THE NET LEVEL PREMIUM

By

BRUCE D. MUDGETT

The Level, or Periodic, Premium System.— Insurance policies may be purchased by a single cash sum or by periodic payments made weekly, monthly, quarterly, semi-annually, or annually. The method of computing the net single premium has been described in Chapters XIII and XIV. Therein it was explained that policies are ordinarily purchased by annual or periodic premiums but that the determination of the latter is possible only after the single premium has been ascertained. It requires but a brief comparison to show why most insured persons choose the annual- rather than the single-premium method of paying for insurance.
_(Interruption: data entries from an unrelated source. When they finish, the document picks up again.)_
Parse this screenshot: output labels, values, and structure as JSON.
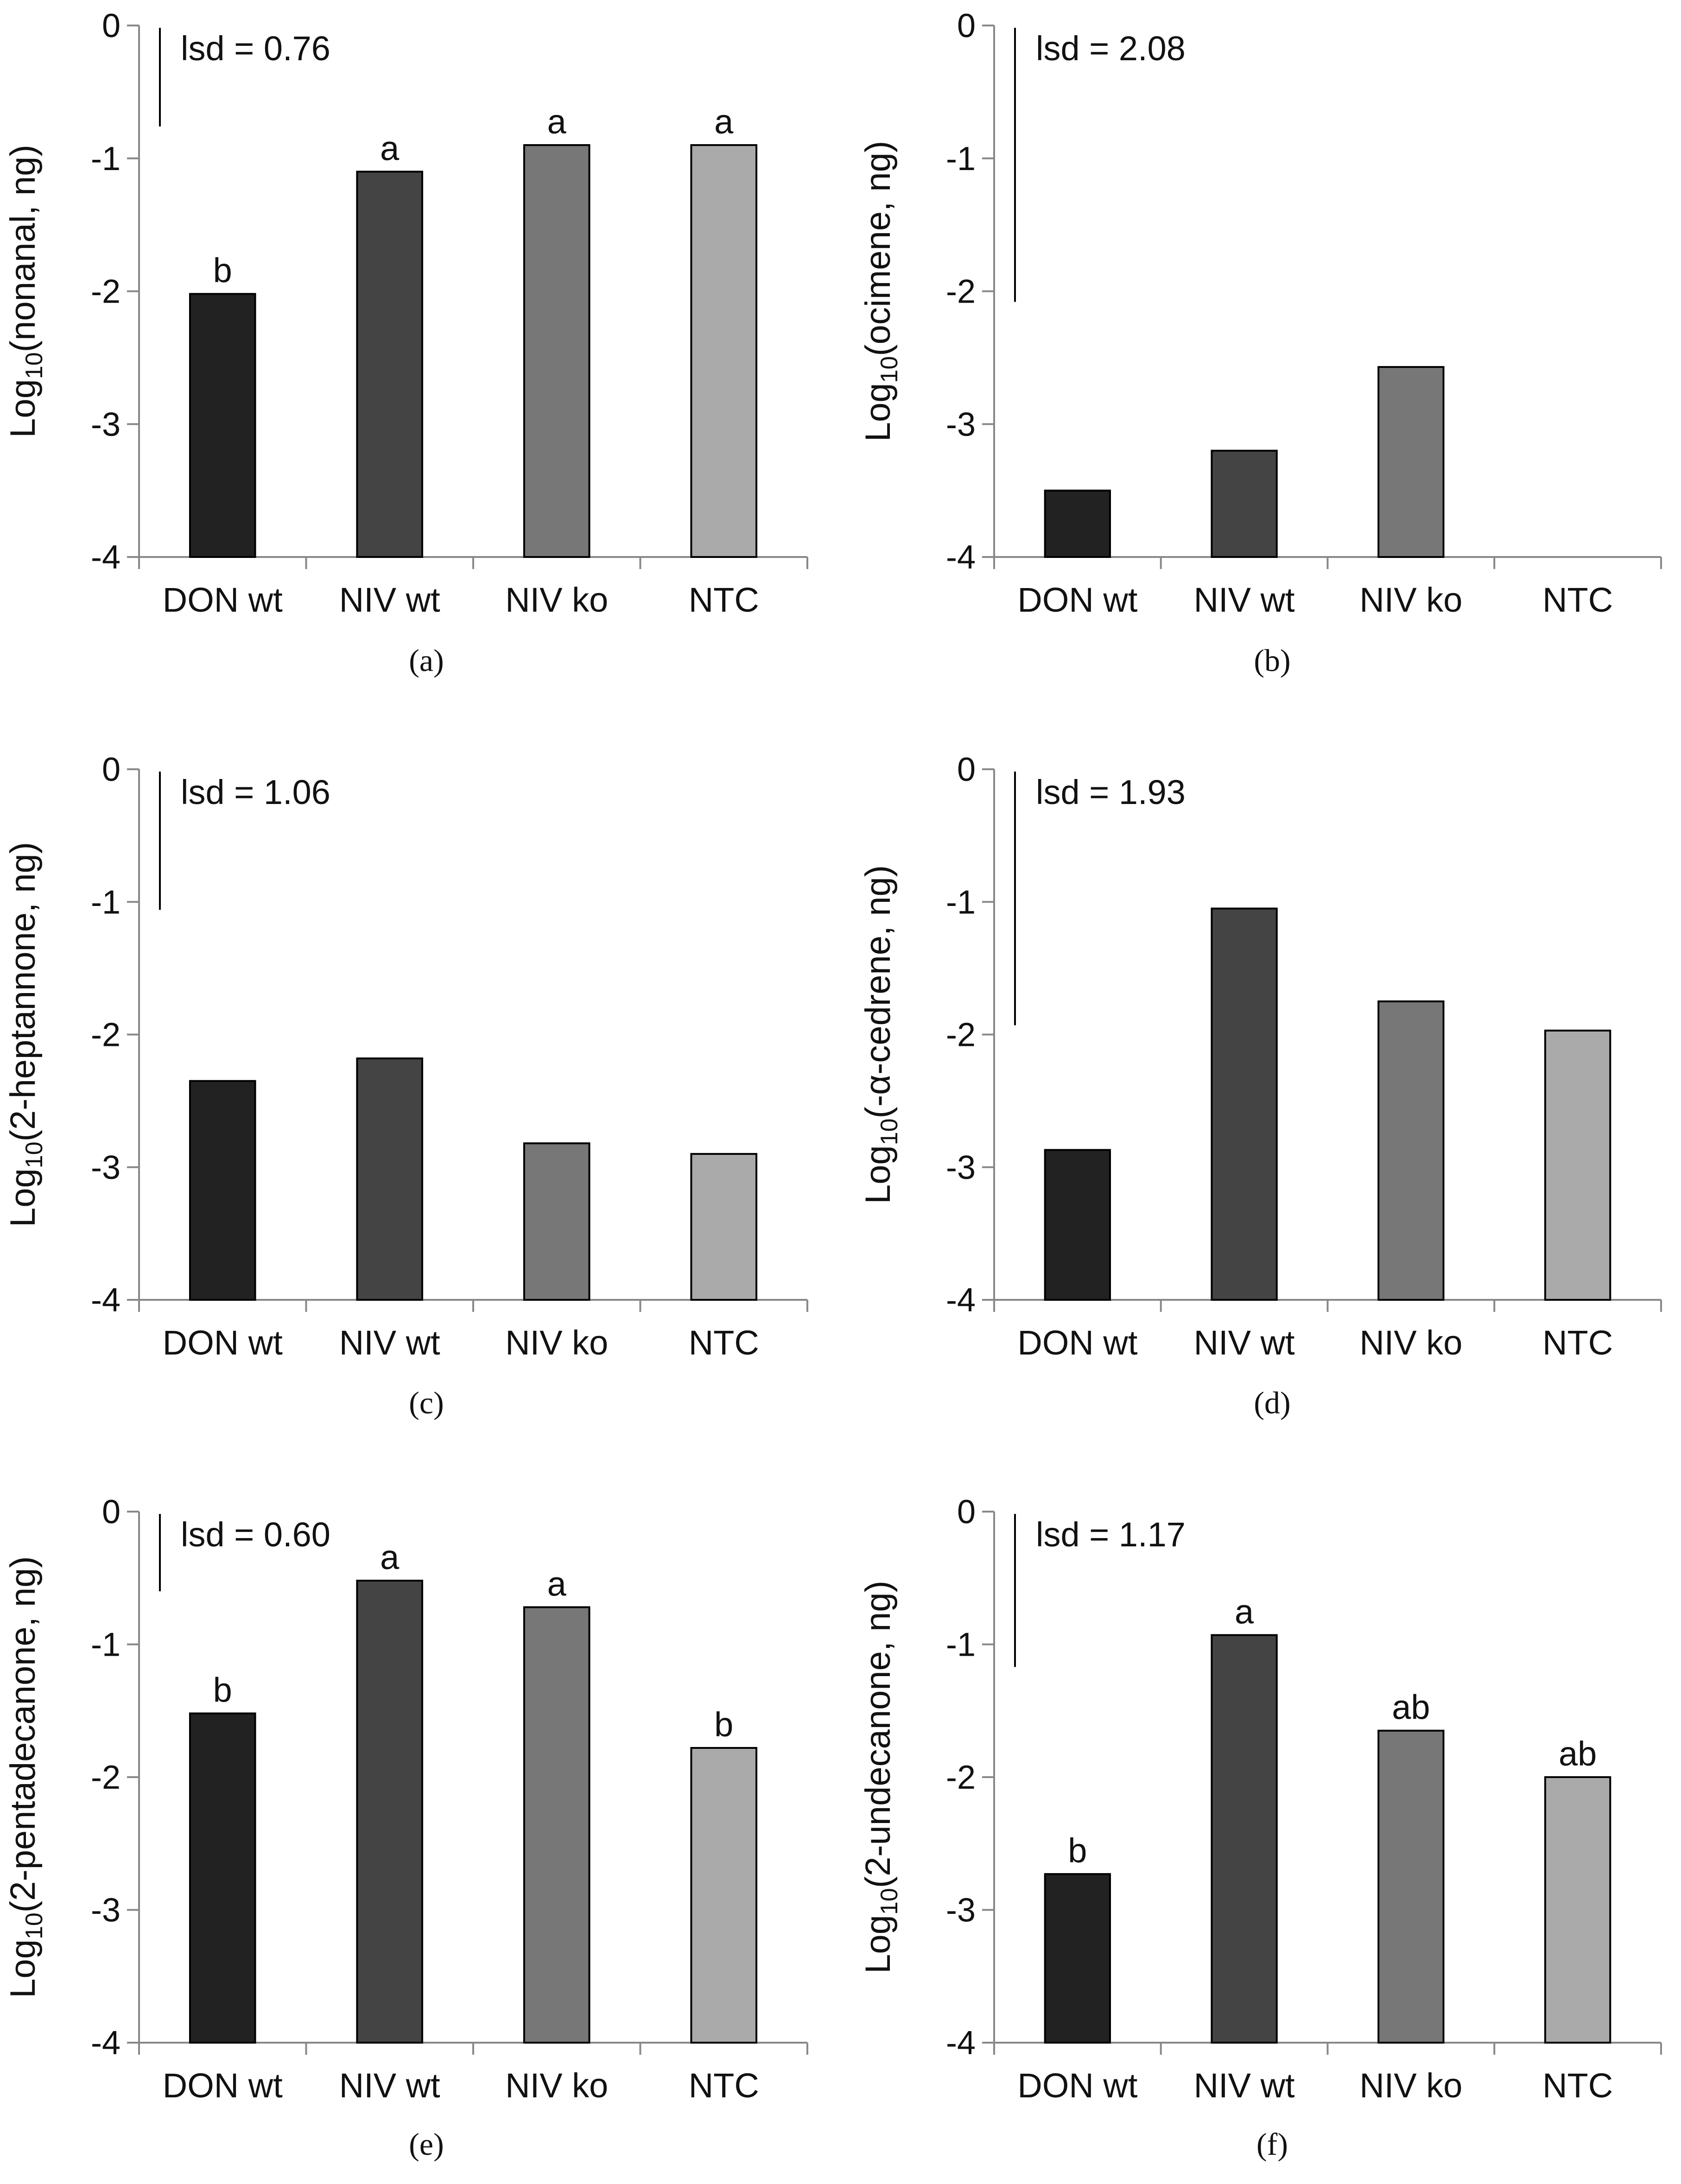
{
  "chart_data": [
    {
      "type": "bar",
      "panel": "a",
      "panel_label": "(a)",
      "ylabel_prefix": "Log",
      "ylabel_sub": "10",
      "ylabel_suffix": "(nonanal, ng)",
      "categories": [
        "DON wt",
        "NIV wt",
        "NIV ko",
        "NTC"
      ],
      "values": [
        -2.02,
        -1.1,
        -0.9,
        -0.9
      ],
      "letters": [
        "b",
        "a",
        "a",
        "a"
      ],
      "lsd_label": "lsd = 0.76",
      "lsd_value": 0.76,
      "ylim": [
        -4,
        0
      ],
      "yticks": [
        "0",
        "-1",
        "-2",
        "-3",
        "-4"
      ],
      "colors": [
        "#222222",
        "#444444",
        "#777777",
        "#aaaaaa"
      ]
    },
    {
      "type": "bar",
      "panel": "b",
      "panel_label": "(b)",
      "ylabel_prefix": "Log",
      "ylabel_sub": "10",
      "ylabel_suffix": "(ocimene, ng)",
      "categories": [
        "DON wt",
        "NIV wt",
        "NIV ko",
        "NTC"
      ],
      "values": [
        -3.5,
        -3.2,
        -2.57,
        null
      ],
      "letters": [
        "",
        "",
        "",
        ""
      ],
      "lsd_label": "lsd = 2.08",
      "lsd_value": 2.08,
      "ylim": [
        -4,
        0
      ],
      "yticks": [
        "0",
        "-1",
        "-2",
        "-3",
        "-4"
      ],
      "colors": [
        "#222222",
        "#444444",
        "#777777",
        "#aaaaaa"
      ]
    },
    {
      "type": "bar",
      "panel": "c",
      "panel_label": "(c)",
      "ylabel_prefix": "Log",
      "ylabel_sub": "10",
      "ylabel_suffix": "(2-heptannone, ng)",
      "categories": [
        "DON wt",
        "NIV wt",
        "NIV ko",
        "NTC"
      ],
      "values": [
        -2.35,
        -2.18,
        -2.82,
        -2.9
      ],
      "letters": [
        "",
        "",
        "",
        ""
      ],
      "lsd_label": "lsd = 1.06",
      "lsd_value": 1.06,
      "ylim": [
        -4,
        0
      ],
      "yticks": [
        "0",
        "-1",
        "-2",
        "-3",
        "-4"
      ],
      "colors": [
        "#222222",
        "#444444",
        "#777777",
        "#aaaaaa"
      ]
    },
    {
      "type": "bar",
      "panel": "d",
      "panel_label": "(d)",
      "ylabel_prefix": "Log",
      "ylabel_sub": "10",
      "ylabel_suffix": "(-α-cedrene, ng)",
      "categories": [
        "DON wt",
        "NIV wt",
        "NIV ko",
        "NTC"
      ],
      "values": [
        -2.87,
        -1.05,
        -1.75,
        -1.97
      ],
      "letters": [
        "",
        "",
        "",
        ""
      ],
      "lsd_label": "lsd = 1.93",
      "lsd_value": 1.93,
      "ylim": [
        -4,
        0
      ],
      "yticks": [
        "0",
        "-1",
        "-2",
        "-3",
        "-4"
      ],
      "colors": [
        "#222222",
        "#444444",
        "#777777",
        "#aaaaaa"
      ]
    },
    {
      "type": "bar",
      "panel": "e",
      "panel_label": "(e)",
      "ylabel_prefix": "Log",
      "ylabel_sub": "10",
      "ylabel_suffix": "(2-pentadecanone, ng)",
      "categories": [
        "DON wt",
        "NIV wt",
        "NIV ko",
        "NTC"
      ],
      "values": [
        -1.52,
        -0.52,
        -0.72,
        -1.78
      ],
      "letters": [
        "b",
        "a",
        "a",
        "b"
      ],
      "lsd_label": "lsd = 0.60",
      "lsd_value": 0.6,
      "ylim": [
        -4,
        0
      ],
      "yticks": [
        "0",
        "-1",
        "-2",
        "-3",
        "-4"
      ],
      "colors": [
        "#222222",
        "#444444",
        "#777777",
        "#aaaaaa"
      ]
    },
    {
      "type": "bar",
      "panel": "f",
      "panel_label": "(f)",
      "ylabel_prefix": "Log",
      "ylabel_sub": "10",
      "ylabel_suffix": "(2-undecanone, ng)",
      "categories": [
        "DON wt",
        "NIV wt",
        "NIV ko",
        "NTC"
      ],
      "values": [
        -2.73,
        -0.93,
        -1.65,
        -2.0
      ],
      "letters": [
        "b",
        "a",
        "ab",
        "ab"
      ],
      "lsd_label": "lsd = 1.17",
      "lsd_value": 1.17,
      "ylim": [
        -4,
        0
      ],
      "yticks": [
        "0",
        "-1",
        "-2",
        "-3",
        "-4"
      ],
      "colors": [
        "#222222",
        "#444444",
        "#777777",
        "#aaaaaa"
      ]
    }
  ]
}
The net single premium on a $1,000 whole-life policy issued at age 35 (American Experience 3 per cent. basis) is $419.88 while the net annual level premium is only $21.08. Two reasons favor the choice of the latter method of payment. In the first place most persons insure to protect an income the continuation of which during their lifetime enables them to assume certain definite family or business responsibilities, the cessation of which income by death would leave these obligations unfulfilled. It is a man's earning power which enables him safely to marry or to engage in business, for the majority. of people do not obtain their capital by inheritance. It is from current income, therefore, that insurance premiums must ordinarily be paid. If the protection of a $4,000 income requires $10,000 of insurance, this amount on the single-premium plan for whole-life insurance at age 35 would cost $4,198.80 while on the annual-premium plan it would

mean an outlay of $210.80 per year. The former sum is clearly impossible of payment from a single year's income, while the latter would occasion no special hardship.

A second reason for the choice of annual- rather than singlepremium payments for life insurance lies in the reduced cost of a policy purchased by the former in case of early death. If the insured in the above illustration should die within one year after the issue of his policy this insurance would cost him $4,198.80 under the one plan and but $210.80 under the other. This difference cannot be lightly overlooked. It will require the payment of twenty annual premiums before the amount paid in will equal the single premium and therefore the annual plan of premium payments is the cheaper to the policyholder whenever death occurs before the twentieth year of insurance is begun. There is a corresponding disadvantage in the annual-premium plan if the insured lives beyond the payment of his twentieth premium for he will then pay more than would have been the case with the single premium. In other words among the policyholders of an insurance company for everyone who pays in less than the amount of the single premium there must be someone who pays correspondingly more than that amount.

Analogy Between Periodic Premiums and Annuities.— If a policyholder is given the choice of paying for his insurance by a single or an annual premium the amount of the latter must be determined on such a basis that in a large group of policyholders the company will receive the same amount of money under the one plan as under the other. Since, .therefore, the manner of computing the net single premium is known, the problem in hand at this point will be solved by finding a net annual premium mathematically equivalent to the net single premium. In order to do this it is necessary to inquire into the circumstances affecting the payment of annual premiums. They are paid regularly during the life of some person, generally the insured, or for a limited number of years, but always cease upon his or her death. This is the definition of an annuity, as stated in the previous chapter.